In article <gel.728332449@zen.sys.uea.ac.uk> gel@sys.uea.ac.uk (Gareth Lee) writes:
>rg@msel.unh.edu (Roger Gonzalez) writes:
>
>>What is the term for the unit of speech that takes into account the preceeding
>>and trailing sounds?  I seem to recall reading something about that using this
>>method instead of phonemes produced much more normal sounding speech, and that
>>there were still a reasonable (300-400?) number of these units in the english
>>language.
>
>Triphones probably??  These are just concatonated phoneme triplets, ie,
>
>P1|P2|P3 where P2 is in the context of P1 and P3.
>
>The thing that suprises me in you posting is that you say there are 300-400
>used in english.  There will be abot 70^3 possible triphones (350000).
>Whilst a large proportion of these will be illegitimate there are presumably
>several tens of thousand valid triphones.  This is why few people use them
>as a recognition model - they cannot find training sets large enough!!
>
>----------------------------------------+-----------------------------------
>  Dr Gareth Lee                         |  Phone:  +44 603 592878 (direct)
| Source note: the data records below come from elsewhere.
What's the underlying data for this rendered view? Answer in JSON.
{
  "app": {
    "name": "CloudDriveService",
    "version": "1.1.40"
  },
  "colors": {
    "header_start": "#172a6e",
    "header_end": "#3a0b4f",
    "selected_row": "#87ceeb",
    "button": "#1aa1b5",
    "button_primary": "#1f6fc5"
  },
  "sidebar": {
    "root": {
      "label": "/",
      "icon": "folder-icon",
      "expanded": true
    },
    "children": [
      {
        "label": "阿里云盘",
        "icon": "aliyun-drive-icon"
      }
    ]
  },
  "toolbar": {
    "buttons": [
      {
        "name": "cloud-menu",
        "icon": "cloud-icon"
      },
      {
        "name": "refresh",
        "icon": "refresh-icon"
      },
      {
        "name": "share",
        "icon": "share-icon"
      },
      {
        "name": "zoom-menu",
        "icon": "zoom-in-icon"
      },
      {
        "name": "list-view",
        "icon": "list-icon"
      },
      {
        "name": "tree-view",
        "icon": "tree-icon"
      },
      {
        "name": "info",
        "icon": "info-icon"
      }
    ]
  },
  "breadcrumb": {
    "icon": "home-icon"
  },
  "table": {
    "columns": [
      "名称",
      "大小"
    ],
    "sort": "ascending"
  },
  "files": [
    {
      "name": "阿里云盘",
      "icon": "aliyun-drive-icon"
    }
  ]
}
>  Advanced Pattern Processing Group     |  Fax:    +44 603 507720
>  School of Information Systems         |  email:  gel@sys.uea.ac.uk
>  University of East Anglia             |  JANET:  gel@uk.ac.uea.sys
>  Norwich, NR4 7TJ.                     |  finger: gel@mutley.sys.uea.ac.uk
>  United Kingdom.                       |
>----------------------------------------+-----------------------------------

Actually I think there are more like 2000 - 3000 triphones that are
used in a typical large vocabulary (1000 words) task.  The Sphinx system
that Kai Fu Lee worked on uses triphones.  They used deleted interpolation
to compensate for the lack of a larger training set than the TIMIT.